Ahead of the fall economic update on Thursday, the picture of Ottawa’s 2022-23 fiscal situation also looks better than expected. The difference so far is the Liberals have leaned to extra spending. In last April’s 2022-23 budget, revenue was forecast at $408-billion, program spending at $425-billion, debt charges at $27-billion, and the deficit (excluding actuarial losses) at $44-billion.
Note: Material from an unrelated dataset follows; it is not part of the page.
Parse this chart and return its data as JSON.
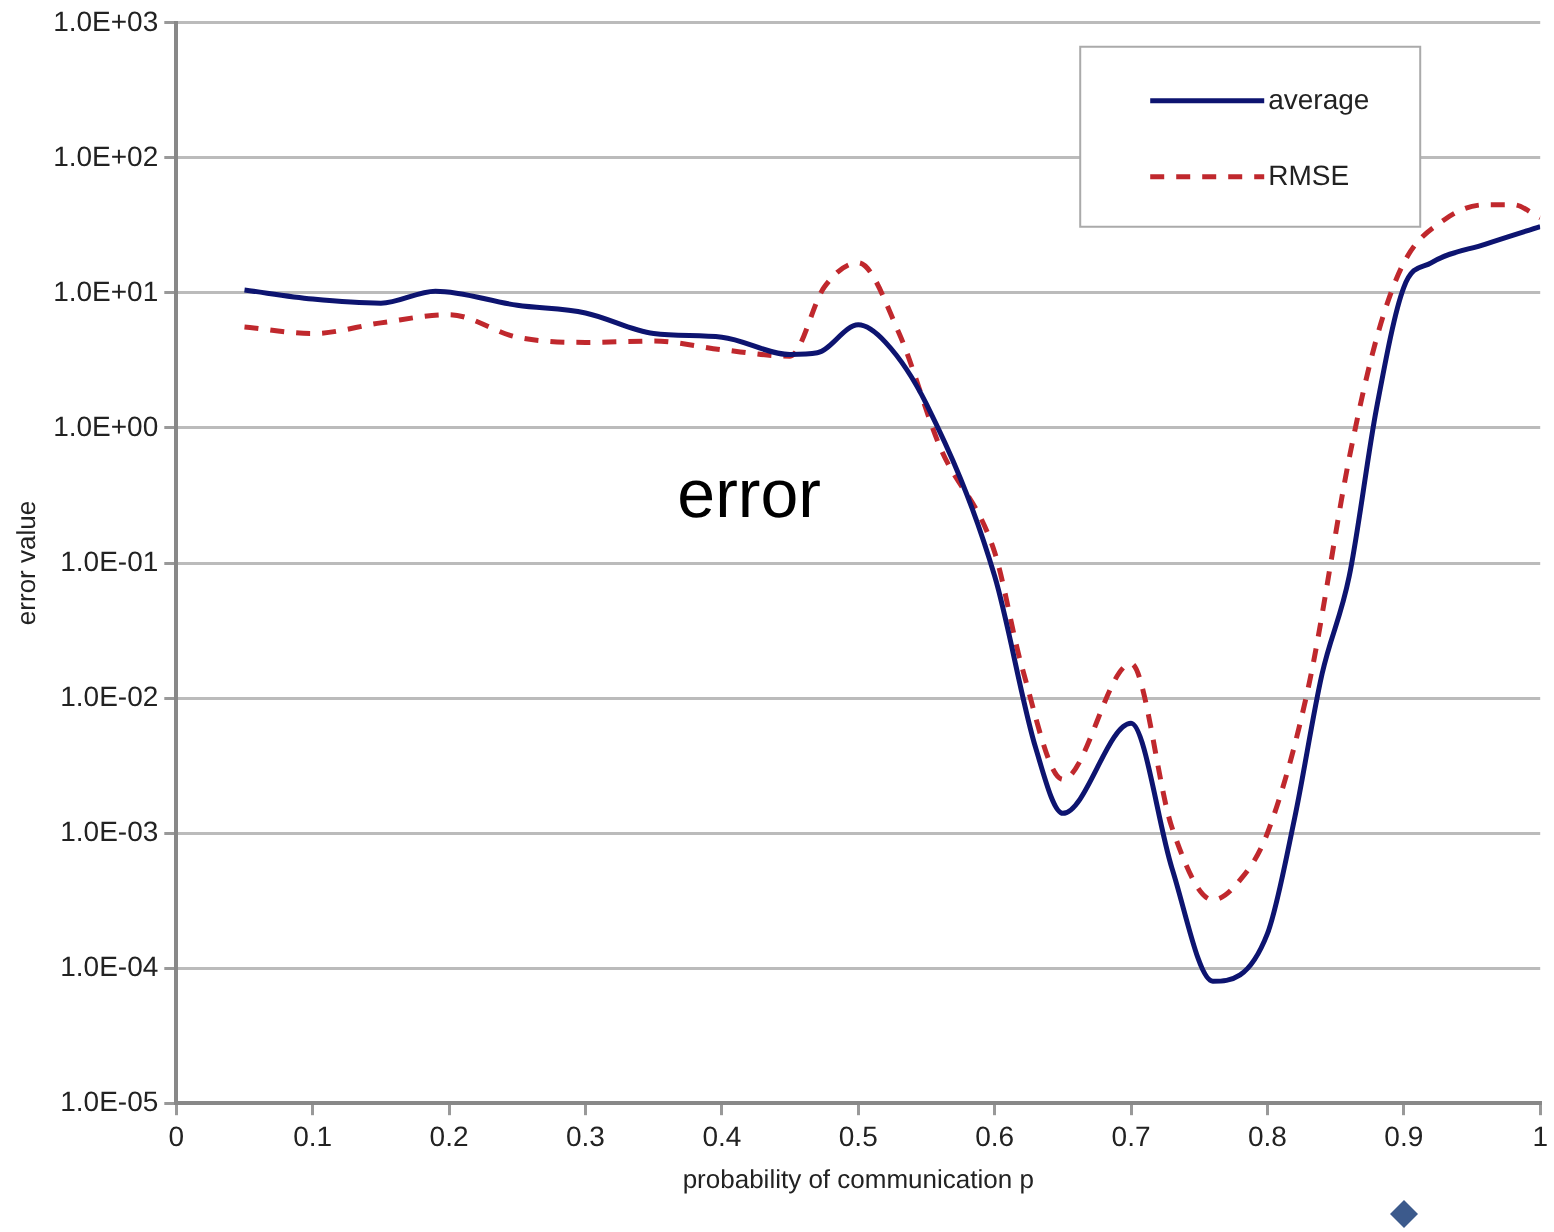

Compared with earlier estimates, there was $30-billion of extra revenue – of which the Liberals planned to spend $22-billion.

Over the two fiscal years combined – albeit in the middle of the current one – the Liberals have seen $88-billion in surprise revenue. Of that, $70-billion went to the deficit, $15-billion to spending, and $3-billion to debt charges.

What Finance Minister Chrystia Freeland announces in terms of new spending commitments in Thursday’s economic update will be key – because while revenues rose rapidly last year, and will again this year, that trend won’t last much longer. Higher revenues were powered by fast economic growth – too fast, in fact, which is why the Bank of Canada is trying to slow the economy.

The Parliamentary Budget Officer and private-sector economists expect that the 2022-23 deficit will be even smaller than forecast in April – down to a comfortable 1 per cent of GDP, where it resided during the Trudeau government’s first term. But a slowdown, maybe even a recession, looms. In the Bank of Canada’s monetary policy report last week, 2023 GDP growth is forecast at just 0.9 per cent. Tax revenue growth will moderate accordingly.

Ottawa and the provinces got a record tax windfall, thanks to a record economic rebound. It’s already fading in the rear-view mirror.